Could blockchain make the financial services sector irrelevant?
Zoe Wyatt, Partner at Andersen Tax UK, discusses the inevitability of blockchain, whilst exploring banks’ attitudes towards the emergence of new financial technologies, and highlighting how the two can, in fact, work hand in hand.
Zoe’s article was published in Finance Monthly, 30 January 2020, and can be found here.
The first industrial revolution in 1780 began with mechanisation. It was followed by electrification in 1870, automation in 1970 and globalisation in the 1980s. Today, we have digitalisation of the industrial process and tomorrow there will be ‘personalisation’ (industrial revolution 5.0): the cooperation of humans and machines through artificial intelligence (AI) whereby human intelligence works hand-in-hand with cognitive computing to personalise industrial processes. This might involve the creation of bespoke artificial organs operated by computers talking to one another, automation of the manufacturing process, or self-executing contracts (smart contracts), and so on.
John Straw, a disruptive technology expert involved in developing the 5.0 model, recently claimed that blockchain could render the financial services industry irrelevant, thereby killing off the City of London and constricting the tax revenues that fund the NHS. Straw makes some headline grabbing comments, but do they have any substance?

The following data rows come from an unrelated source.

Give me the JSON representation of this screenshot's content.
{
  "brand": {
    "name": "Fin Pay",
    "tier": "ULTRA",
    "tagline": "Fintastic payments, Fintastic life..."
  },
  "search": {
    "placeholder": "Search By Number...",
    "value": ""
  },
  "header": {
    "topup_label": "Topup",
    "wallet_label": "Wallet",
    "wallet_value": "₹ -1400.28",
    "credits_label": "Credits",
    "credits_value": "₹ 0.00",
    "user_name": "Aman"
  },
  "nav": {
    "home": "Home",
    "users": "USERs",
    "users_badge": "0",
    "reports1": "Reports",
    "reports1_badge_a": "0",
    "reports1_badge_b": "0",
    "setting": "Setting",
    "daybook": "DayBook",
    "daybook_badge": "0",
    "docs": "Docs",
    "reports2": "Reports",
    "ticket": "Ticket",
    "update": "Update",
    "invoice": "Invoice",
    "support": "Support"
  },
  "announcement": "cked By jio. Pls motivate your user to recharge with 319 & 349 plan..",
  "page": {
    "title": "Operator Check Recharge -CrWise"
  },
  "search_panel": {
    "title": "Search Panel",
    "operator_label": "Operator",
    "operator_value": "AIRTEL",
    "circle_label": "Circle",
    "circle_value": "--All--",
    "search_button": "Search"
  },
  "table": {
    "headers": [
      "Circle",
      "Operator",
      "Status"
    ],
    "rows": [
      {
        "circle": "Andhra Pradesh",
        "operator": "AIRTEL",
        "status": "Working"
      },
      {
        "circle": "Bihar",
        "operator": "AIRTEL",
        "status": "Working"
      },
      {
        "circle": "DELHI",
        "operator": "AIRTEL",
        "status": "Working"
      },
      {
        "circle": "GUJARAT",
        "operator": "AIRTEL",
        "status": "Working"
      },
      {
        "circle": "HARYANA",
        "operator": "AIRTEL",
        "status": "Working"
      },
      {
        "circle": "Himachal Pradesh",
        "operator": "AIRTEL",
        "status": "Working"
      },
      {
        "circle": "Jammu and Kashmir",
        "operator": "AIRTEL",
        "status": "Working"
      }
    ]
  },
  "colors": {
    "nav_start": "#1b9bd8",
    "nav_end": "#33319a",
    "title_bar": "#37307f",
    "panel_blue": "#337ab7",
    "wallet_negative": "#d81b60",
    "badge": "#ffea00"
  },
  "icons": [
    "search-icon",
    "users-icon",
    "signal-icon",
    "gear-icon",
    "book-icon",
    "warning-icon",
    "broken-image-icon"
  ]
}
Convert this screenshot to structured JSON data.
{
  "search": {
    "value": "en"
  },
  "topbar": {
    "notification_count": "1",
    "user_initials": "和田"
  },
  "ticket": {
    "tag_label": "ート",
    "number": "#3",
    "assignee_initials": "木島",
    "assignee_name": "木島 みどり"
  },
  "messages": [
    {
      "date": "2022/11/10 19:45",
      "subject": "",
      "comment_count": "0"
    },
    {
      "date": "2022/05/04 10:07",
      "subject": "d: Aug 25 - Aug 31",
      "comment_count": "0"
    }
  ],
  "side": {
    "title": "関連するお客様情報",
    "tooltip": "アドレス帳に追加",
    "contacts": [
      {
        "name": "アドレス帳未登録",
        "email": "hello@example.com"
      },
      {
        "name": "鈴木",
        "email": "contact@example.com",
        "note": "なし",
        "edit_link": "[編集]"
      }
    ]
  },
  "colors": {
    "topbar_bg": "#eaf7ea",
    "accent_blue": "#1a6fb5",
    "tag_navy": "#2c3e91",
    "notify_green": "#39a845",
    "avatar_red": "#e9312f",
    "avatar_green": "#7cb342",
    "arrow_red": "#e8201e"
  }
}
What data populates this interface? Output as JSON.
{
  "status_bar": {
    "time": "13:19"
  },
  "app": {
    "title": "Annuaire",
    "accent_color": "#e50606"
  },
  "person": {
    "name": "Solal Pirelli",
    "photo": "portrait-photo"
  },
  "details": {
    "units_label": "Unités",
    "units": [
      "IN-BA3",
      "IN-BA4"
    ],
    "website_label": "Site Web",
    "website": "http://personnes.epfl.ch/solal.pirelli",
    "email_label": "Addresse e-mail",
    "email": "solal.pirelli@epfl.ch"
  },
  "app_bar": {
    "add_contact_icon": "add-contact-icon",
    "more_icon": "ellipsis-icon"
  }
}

Blockchain is the technology that underlies cryptocurrencies, such as Bitcoin, and whilst it has existed for approximately ten years, it remains relatively new.
In simple terms, blockchain is a digital archive of information pertaining to an asset, individual and/or organisation. But this is no ordinary digital ledger. Its technology features:
- the ability to validate data entered on the blockchain as correct and complete at the time of creation;
- data that cannot be changed; new blocks of data are added sequentially and chained to the last block. The story the data tells can be added to, but its past cannot be modified;
- multiple parties must consent by a majority or pre-defined basis on the validity of additions to the blockchain;
- multiple copies of the data, in encrypted form, are stored on the computer systems of numerous globally disseminated individuals/organisations participating in a particular blockchain network;
- respecting the privacy of that data;
- although there is potential for a malicious attack on a specific computer to successfully change data held on its copy of the blockchain, other participants in the blockchain network would be alerted and the true blockchain restored. In this sense, the blockchain is immutable
- an accessible audit trail.
These characteristics diminish the role of intermediaries who are traditionally used to validate data and ensure that it is kept safe. Therefore, Blockchain has myriad potential applications: investment in blockchain start-ups, which are developing solutions for the financial services sector, is staggering.
Technical issues exist in overcoming scalability, transaction speed, and energy consumption. However, these will be resolved in the near future as companies develop ways in which the blockchain can be stored ‘off-chain’. This will ensure that it does not need to be downloaded entirely by a node to verify a transaction using AI, amongst other tech, to guarantee that the immutability of blockchain is not undermined. It also creates scalability and reduces energy to such a degree that even the idle computer in a car or mobile phone can be used to verify transactions.
Blockchain technology can be deployed by the financial services sector to:
- Assist with almost real time settlement and reconciliation of transactions as the intermediaries used to verify and authenticate parties to a transaction and the source of funds are removed
- Program self-executing commercial agreements
- Trade stocks and shares in real time
- Reduce costs for financial transactions through efficiency gains
- Remove time limits and payment failures
- Track financial transactions, preventing fraud and money laundering
- Diminish exposure to currency movement
- Minimise risk of inflation or currency depreciation where it is separate from the state and/or bank.
Although blockchain technology has the power to change the entire traditional banking system, it does not represent disaster for the City of London. Although traceability of transactions and, therefore, tax evasion cannot yet be mitigated entirely, blockchain can indeed help to resolve some critical tax evasion and avoidance issues.
HM Treasury has already developed a proof of concept for VAT using blockchain technology. This should eliminate large swathes of VAT fraud. Given the advent of digital identity, tighter anti-money laundering (AML) procedures administered on blockchain and a widely adopted digital currency, tax evaders will have nowhere to hide.
Blockchain and smart contracts have the capacity to completely transform the audit and tax industries, including multinational corporations’ in-house CFO/finance functions. When coupled with AI technologies, this will enable the digital preparation of accounts and tax return, and the performance of audits. In turn, this facilitates absolute tax transparency, making it easier for tax authorities to raise and conclude enquiries more efficiently into, for example, transfer pricing on intra-group transactions.
Most importantly, the tax and regulatory systems need to evolve somewhat faster than we have so far seen on other new business models and supply chains.
To realise these benefits, seamless interoperability of different technologies is required, together with cooperation between multiple parties, as opposed to a single banking system. This will allow for comprehensive management of the risks that Straw prophesises.